By SCOTT ROTHSCHILD, The Lawrence Journal-World
Kansas Secretary of State Kris Kobach said today he is considering filing criminal charges against immigration reform advocates who protested on his home's porch over the weekend.
Those who helped organize and participated in the protest said nothing improper happened.
Video of the event showed people standing on Kobach's porch and in the driveway chanting pro-immigration slogans and leaving pairs of shoes that they said represented the shoes of fathers who have been deported because of Kobach's anti-immigration policies.
Kobach, a Republican who has built a national profile pushing tough illegal immigration laws, called the protesters a mob and said they were trying to intimidate him.
Kobach, his wife and their young daughters were not home at the time. "If my daughters had seen 200 people coming up the driveway, it would have been very scary for them," Kobach said.
"We are looking into what charges will be filed," he said. "There are a variety of charges, a number of statutes that apply," he said, mentioning criminal threat, criminal terrorism, and littering.
He said neighbors called police, who arrived and were on the scene when the protesters dispersed.
But Louis Goseland, of Sunflower Community Action, which organized the protest, said the Wichita-based group did nothing illegal.
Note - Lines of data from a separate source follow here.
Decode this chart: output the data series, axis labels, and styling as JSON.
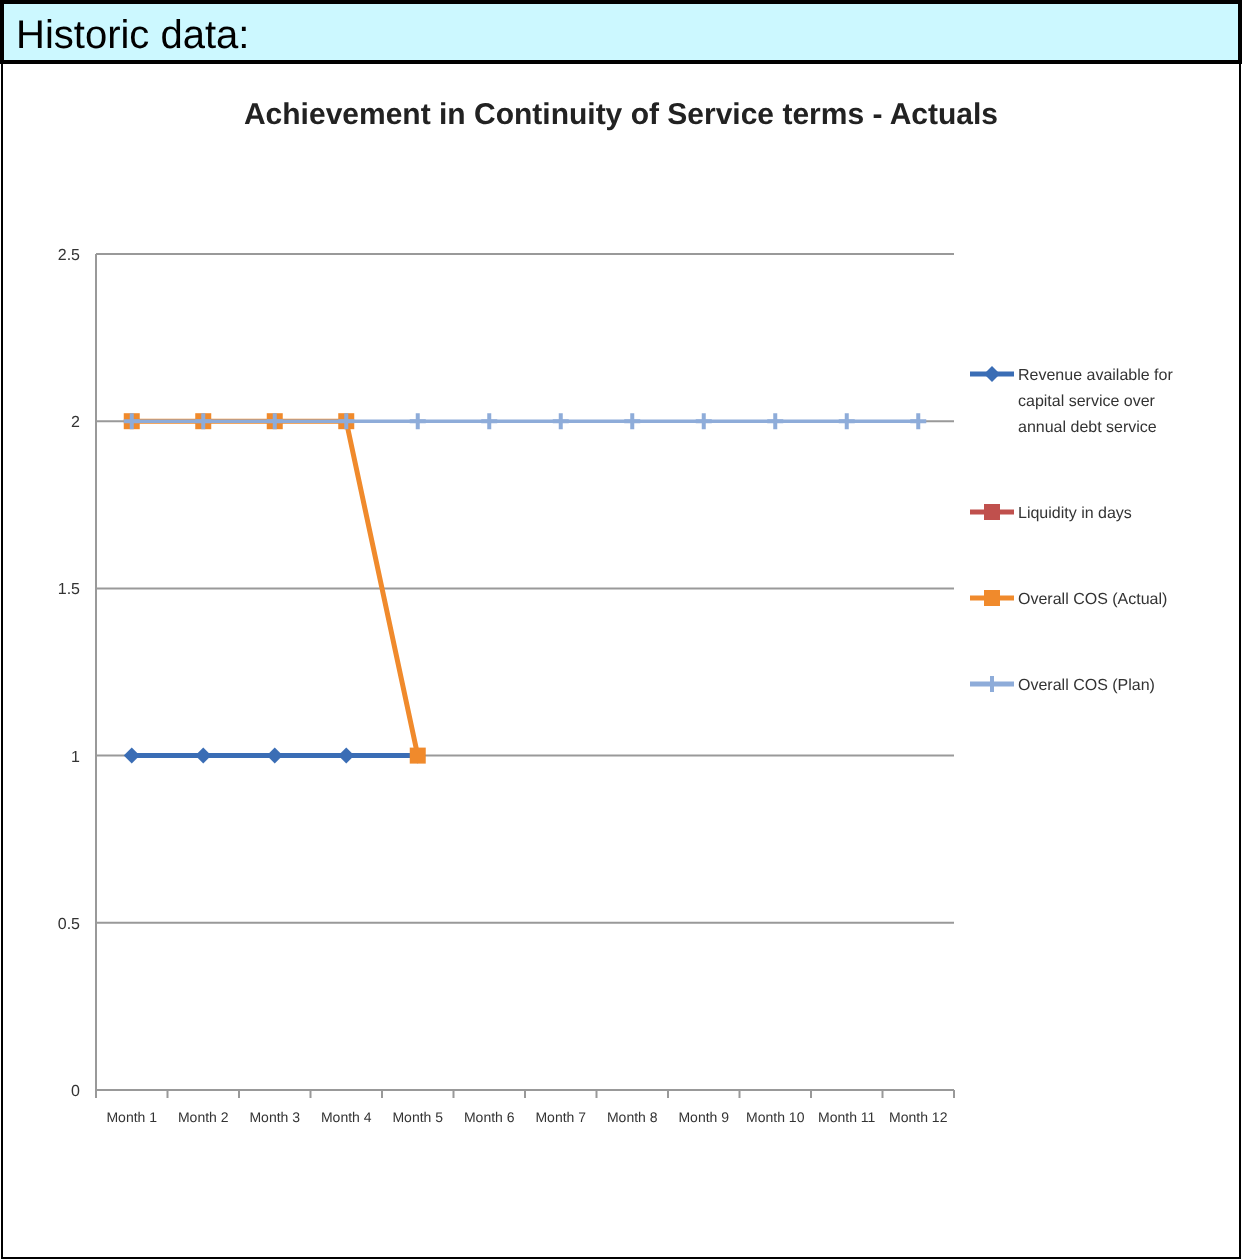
{
  "chart_data": {
    "type": "line",
    "title": "Achievement in Continuity of Service terms - Actuals",
    "annotations": [
      "Historic data:"
    ],
    "categories": [
      "Month 1",
      "Month 2",
      "Month 3",
      "Month 4",
      "Month 5",
      "Month 6",
      "Month 7",
      "Month 8",
      "Month 9",
      "Month 10",
      "Month 11",
      "Month 12"
    ],
    "series": [
      {
        "name": "Revenue available for capital service over annual debt service",
        "color": "#3a6db5",
        "marker": "diamond",
        "values": [
          1,
          1,
          1,
          1,
          1,
          null,
          null,
          null,
          null,
          null,
          null,
          null
        ]
      },
      {
        "name": "Liquidity in days",
        "color": "#c0504d",
        "marker": "square",
        "values": [
          null,
          null,
          null,
          null,
          null,
          null,
          null,
          null,
          null,
          null,
          null,
          null
        ]
      },
      {
        "name": "Overall COS (Actual)",
        "color": "#f08a2c",
        "marker": "square",
        "values": [
          2,
          2,
          2,
          2,
          1,
          null,
          null,
          null,
          null,
          null,
          null,
          null
        ]
      },
      {
        "name": "Overall COS (Plan)",
        "color": "#8eacd9",
        "marker": "cross",
        "values": [
          2,
          2,
          2,
          2,
          2,
          2,
          2,
          2,
          2,
          2,
          2,
          2
        ]
      }
    ],
    "ylim": [
      0,
      2.5
    ],
    "yticks": [
      0,
      0.5,
      1,
      1.5,
      2,
      2.5
    ],
    "grid": "y",
    "legend": "right"
  }
}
He said police who were there gave no warnings but just wanted to make sure no one was blocking the street.
Goseland said the protesters weren't trying to intimidate Kobach and no angry rhetoric was used. He said they were making a statement in opposition to his policies.
In November, about 50 people rallied outside Kobach's secretary of state office in Topeka. Several tried to meet with Kobach, but Kobach's spokeswoman met them downstairs from his office and told them that Kobach wouldn't meet with them because his schedule was full and he didn't conduct immigration-related business in his state office. Kobach has often said he works on anti-illegal-immigration issues, often for other states, on his own time.
Goseland said Kobach lists his law office address as his home address, so the group decided to protest outside his home.
But Kobach said that didn't give protesters the right to come onto his porch.
In an interview with Fox News today, Kobach said the incident should serve as a reminder of the need for Second Amendment gun rights. But Kobach told the Lawrence Journal-World he was not implying he would have used a gun against the protesters.